We implemented weighted minimizer sampling and robust winnowing in Winnowmap. Winnowmap makes it feasible to map PacBio or ONT reads without the need for a masking heuristic. As a result, it achieves superior mapping accuracy by maintaining a uniform sampling density across the reference sequence using a simple weighting criteria.

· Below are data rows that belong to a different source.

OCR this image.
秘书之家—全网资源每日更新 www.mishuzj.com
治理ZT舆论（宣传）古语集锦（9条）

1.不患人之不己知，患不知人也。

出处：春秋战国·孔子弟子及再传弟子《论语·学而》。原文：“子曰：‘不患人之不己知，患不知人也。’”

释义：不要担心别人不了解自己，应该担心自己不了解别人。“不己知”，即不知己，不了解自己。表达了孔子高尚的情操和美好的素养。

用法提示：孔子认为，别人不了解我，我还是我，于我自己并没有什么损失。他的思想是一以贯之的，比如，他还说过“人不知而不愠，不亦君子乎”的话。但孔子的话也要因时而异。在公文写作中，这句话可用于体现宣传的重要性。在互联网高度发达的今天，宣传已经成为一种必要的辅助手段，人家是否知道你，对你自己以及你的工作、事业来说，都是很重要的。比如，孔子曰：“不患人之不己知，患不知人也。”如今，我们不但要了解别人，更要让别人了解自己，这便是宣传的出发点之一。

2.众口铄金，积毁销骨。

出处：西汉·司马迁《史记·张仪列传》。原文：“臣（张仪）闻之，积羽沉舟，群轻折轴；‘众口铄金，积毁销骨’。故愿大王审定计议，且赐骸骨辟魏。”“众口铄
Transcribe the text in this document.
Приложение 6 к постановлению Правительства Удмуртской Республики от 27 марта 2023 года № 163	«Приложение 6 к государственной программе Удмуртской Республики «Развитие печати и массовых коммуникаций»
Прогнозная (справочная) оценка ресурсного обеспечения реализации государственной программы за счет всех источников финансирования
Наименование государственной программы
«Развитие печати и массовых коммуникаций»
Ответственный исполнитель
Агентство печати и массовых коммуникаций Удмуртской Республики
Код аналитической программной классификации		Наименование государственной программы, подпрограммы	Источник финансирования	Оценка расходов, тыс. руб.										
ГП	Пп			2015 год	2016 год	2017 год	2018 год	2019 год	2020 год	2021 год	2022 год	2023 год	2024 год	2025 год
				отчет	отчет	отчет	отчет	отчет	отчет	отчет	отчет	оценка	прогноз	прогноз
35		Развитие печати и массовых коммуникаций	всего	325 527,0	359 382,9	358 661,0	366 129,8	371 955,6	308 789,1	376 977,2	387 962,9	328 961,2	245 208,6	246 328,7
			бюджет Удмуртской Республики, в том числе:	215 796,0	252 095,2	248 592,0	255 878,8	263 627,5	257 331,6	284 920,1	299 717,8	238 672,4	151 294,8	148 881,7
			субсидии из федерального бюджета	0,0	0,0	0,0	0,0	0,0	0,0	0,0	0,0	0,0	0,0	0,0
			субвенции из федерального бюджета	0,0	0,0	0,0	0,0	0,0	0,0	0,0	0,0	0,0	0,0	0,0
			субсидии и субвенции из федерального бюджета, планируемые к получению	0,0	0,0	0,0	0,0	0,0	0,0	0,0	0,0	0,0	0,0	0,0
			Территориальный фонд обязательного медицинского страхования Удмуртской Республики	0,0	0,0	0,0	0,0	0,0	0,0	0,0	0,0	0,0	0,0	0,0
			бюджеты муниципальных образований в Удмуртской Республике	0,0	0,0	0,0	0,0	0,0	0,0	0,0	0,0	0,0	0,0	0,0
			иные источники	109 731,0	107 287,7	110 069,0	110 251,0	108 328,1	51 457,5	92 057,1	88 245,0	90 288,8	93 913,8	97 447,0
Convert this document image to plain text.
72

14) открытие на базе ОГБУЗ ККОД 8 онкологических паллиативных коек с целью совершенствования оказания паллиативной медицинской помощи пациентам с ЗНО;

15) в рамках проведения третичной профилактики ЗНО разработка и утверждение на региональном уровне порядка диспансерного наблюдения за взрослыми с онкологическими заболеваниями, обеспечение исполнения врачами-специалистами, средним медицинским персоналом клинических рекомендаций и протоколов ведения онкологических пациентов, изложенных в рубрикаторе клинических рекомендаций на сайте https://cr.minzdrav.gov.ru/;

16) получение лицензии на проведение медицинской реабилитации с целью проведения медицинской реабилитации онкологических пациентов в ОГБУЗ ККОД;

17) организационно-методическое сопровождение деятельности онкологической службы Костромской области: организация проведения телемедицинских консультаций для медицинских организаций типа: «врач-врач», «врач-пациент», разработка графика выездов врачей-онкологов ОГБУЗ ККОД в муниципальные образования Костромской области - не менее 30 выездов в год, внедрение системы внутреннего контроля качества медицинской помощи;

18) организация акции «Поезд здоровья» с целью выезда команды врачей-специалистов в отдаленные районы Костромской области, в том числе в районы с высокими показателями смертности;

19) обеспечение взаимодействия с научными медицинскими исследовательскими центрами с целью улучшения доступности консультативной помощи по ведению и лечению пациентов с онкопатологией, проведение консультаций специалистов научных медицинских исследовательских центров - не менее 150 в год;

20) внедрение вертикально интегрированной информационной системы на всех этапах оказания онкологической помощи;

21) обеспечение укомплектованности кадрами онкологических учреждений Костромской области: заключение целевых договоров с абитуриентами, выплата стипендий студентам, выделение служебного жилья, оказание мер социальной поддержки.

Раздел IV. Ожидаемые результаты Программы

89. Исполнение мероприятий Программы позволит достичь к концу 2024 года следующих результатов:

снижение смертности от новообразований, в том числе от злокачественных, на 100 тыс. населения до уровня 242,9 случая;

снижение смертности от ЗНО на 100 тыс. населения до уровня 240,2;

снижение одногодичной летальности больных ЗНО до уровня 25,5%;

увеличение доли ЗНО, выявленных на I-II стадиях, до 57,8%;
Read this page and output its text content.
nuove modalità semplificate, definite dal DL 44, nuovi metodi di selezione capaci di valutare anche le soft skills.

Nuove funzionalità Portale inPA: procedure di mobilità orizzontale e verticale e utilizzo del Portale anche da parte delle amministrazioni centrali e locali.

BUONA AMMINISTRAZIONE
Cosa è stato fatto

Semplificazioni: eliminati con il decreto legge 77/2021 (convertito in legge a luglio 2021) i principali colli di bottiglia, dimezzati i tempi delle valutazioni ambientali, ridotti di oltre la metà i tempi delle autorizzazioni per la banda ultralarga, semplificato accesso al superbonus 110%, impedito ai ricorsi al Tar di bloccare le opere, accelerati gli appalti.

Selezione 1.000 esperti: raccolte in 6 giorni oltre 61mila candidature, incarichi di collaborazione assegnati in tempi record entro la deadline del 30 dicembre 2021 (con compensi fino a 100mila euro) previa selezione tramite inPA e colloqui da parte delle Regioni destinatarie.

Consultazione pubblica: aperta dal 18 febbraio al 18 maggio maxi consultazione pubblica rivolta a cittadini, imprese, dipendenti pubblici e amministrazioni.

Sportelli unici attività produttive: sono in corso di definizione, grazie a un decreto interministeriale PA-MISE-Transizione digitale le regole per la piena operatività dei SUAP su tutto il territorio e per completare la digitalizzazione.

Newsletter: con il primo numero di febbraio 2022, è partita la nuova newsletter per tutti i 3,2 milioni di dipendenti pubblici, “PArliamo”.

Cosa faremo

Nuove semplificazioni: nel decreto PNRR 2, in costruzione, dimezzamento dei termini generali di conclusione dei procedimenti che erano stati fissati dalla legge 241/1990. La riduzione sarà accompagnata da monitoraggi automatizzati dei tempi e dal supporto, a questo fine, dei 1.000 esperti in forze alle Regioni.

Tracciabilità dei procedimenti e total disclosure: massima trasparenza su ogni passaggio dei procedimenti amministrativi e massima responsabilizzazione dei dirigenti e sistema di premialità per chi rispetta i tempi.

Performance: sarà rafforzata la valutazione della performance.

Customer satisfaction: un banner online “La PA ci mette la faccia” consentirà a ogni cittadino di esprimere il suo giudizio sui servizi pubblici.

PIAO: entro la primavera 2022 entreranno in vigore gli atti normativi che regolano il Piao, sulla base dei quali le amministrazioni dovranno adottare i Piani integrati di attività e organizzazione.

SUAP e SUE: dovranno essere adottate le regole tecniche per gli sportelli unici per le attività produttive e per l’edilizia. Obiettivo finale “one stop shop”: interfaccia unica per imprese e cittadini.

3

Future work will be focused in three directions. First, we will explore more sophisticated weight functions, e.g. down-weighting erroneous k-mers in addition to repetitive k-mers. A set of likely erroneous k-mers could be detected prior to mapping by intersecting the k-mer sets of the reads and the reference genome. Second, we will test the idea of weighted minimizer sampling in other applications such as long-read overlapping and metagenomic read classification. Third, the density bounds that were discussed in this paper are defined for arbitrary weights. However, in most applications, we can assume weight values are bounded between [1/c, c], where c is a constant. It will be useful to derive tight bounds on the expected density under this constraint.